Paul bir süre sonra gülmesini bastırdığında boyutundan görev parşömenini çıkardı ve hâlâ gülümserken konuştu.
"Telan'a bir görev için geldiğimi söylemiştim."
Shiwuan masadaki parşömene bakarken Sushie elini uzattı ve parşömeni yavaşça açtı.
Shiwuan ve Sushie parşömeni okurken Paul de arkasına yaslanmıştı. İki kızın vereceği tepkileri merak ediyordu.
Ve onların tepkileri de onu epey memnun etmişti. Shiwuan'ın ağzı sonuna kadar açılırken Sushie büyük bir gülümseme takınmıştı. Paul bir kahkaha daha atarken konuştu.
"Sanırım bir süre size yardım edeceğim, İlk Prenses."
Shiwuan da hafifçe gülümsedikten sonra yeniden koltuğuna oturdu. Ormana yapacağı gezide ona eşlik edecek kişinin Kara Büyücü olması onu epey mutlu etmişti.
Bu sırada Sushie de konuşmuştu.
"Orada yazan 'Arkadaşlar'dan biri de benim bu arada. Ben de ormana geliyorum."

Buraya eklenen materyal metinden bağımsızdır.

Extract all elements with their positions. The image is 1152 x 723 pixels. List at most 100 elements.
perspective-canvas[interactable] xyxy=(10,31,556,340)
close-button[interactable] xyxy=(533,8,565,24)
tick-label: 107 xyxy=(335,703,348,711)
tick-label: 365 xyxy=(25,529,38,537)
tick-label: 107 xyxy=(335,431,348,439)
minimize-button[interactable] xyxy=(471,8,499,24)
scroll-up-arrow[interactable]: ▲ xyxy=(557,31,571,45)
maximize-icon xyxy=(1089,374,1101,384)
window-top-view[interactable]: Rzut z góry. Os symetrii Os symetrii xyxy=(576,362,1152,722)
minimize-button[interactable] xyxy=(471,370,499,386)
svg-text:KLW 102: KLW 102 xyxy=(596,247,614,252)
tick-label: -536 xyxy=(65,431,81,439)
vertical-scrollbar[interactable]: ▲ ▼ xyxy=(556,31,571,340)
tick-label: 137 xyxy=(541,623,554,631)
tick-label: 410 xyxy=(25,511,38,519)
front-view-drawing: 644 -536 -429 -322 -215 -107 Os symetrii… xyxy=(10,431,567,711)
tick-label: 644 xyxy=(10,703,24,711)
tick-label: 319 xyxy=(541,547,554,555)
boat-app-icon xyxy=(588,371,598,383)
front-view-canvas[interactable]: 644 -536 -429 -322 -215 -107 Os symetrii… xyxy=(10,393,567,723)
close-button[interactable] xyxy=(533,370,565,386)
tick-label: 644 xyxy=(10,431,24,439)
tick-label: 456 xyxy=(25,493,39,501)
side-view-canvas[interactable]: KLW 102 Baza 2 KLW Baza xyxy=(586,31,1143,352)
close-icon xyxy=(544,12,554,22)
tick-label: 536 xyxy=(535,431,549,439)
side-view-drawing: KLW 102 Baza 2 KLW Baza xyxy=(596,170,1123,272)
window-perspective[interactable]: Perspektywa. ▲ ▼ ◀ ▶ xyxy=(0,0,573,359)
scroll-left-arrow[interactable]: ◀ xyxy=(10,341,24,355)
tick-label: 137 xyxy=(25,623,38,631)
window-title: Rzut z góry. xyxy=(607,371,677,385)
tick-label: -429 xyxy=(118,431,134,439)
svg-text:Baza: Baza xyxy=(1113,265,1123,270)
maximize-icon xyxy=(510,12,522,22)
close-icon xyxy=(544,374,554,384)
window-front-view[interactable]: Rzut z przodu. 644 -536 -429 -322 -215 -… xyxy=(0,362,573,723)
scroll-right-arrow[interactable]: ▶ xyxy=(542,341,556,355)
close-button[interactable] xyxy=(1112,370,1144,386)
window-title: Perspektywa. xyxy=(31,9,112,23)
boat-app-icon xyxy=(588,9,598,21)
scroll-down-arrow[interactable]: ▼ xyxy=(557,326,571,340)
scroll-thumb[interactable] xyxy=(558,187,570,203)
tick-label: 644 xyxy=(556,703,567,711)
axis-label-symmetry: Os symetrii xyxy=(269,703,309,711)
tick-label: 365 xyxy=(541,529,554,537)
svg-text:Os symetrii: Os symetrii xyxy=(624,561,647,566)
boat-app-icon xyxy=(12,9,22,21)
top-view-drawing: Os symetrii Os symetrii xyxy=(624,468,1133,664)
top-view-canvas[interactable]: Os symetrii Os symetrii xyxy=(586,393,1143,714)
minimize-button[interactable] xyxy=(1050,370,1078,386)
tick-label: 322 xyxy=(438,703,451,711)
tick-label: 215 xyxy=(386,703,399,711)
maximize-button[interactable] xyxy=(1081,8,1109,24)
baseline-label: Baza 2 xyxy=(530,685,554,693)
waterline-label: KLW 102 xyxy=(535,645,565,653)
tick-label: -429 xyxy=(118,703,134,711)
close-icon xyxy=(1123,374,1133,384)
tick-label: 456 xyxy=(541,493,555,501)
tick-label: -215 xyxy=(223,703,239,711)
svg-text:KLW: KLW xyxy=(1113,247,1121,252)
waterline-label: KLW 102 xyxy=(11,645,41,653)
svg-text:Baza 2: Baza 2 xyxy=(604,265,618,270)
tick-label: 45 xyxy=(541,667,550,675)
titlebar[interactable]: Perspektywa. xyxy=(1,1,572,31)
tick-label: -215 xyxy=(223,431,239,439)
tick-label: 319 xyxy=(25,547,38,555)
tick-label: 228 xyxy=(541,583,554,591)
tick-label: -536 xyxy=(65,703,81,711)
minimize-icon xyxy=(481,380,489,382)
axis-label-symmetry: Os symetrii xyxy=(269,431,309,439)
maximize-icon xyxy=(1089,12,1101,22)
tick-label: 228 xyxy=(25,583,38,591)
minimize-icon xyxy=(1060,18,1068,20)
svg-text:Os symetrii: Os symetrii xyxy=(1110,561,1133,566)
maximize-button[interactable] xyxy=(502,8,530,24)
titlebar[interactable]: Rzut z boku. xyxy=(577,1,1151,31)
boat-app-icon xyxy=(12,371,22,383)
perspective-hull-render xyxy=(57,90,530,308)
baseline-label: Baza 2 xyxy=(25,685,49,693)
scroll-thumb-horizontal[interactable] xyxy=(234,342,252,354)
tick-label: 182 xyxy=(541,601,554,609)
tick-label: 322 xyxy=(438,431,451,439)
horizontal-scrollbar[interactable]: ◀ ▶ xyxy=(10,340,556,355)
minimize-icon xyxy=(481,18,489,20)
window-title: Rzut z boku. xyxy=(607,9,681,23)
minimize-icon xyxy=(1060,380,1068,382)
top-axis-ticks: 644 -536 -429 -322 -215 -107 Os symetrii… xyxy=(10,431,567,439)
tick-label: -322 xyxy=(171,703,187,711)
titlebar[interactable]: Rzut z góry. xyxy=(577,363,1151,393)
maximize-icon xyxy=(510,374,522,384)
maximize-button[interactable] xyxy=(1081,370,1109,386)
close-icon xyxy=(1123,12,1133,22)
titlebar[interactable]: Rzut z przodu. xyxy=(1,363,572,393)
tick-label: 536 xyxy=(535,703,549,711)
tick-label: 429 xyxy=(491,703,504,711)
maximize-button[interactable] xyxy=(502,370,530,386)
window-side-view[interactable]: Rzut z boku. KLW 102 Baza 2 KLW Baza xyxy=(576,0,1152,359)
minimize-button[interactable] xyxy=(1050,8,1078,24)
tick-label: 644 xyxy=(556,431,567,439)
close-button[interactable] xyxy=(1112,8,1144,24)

Paul'ün bakışlarının birden endişeli bir hâle geldiğini görünce ekledi.
"Korkmana gerek yok. Rünik diller üzerinde yoğunlaşsam da savaş tekniklerine de sahibim. Hem babam yanıma birçok hazine veriyor. Hem gelen kişi sensin, bize zarar verebilecek birisi olduğunu sanmıyorum."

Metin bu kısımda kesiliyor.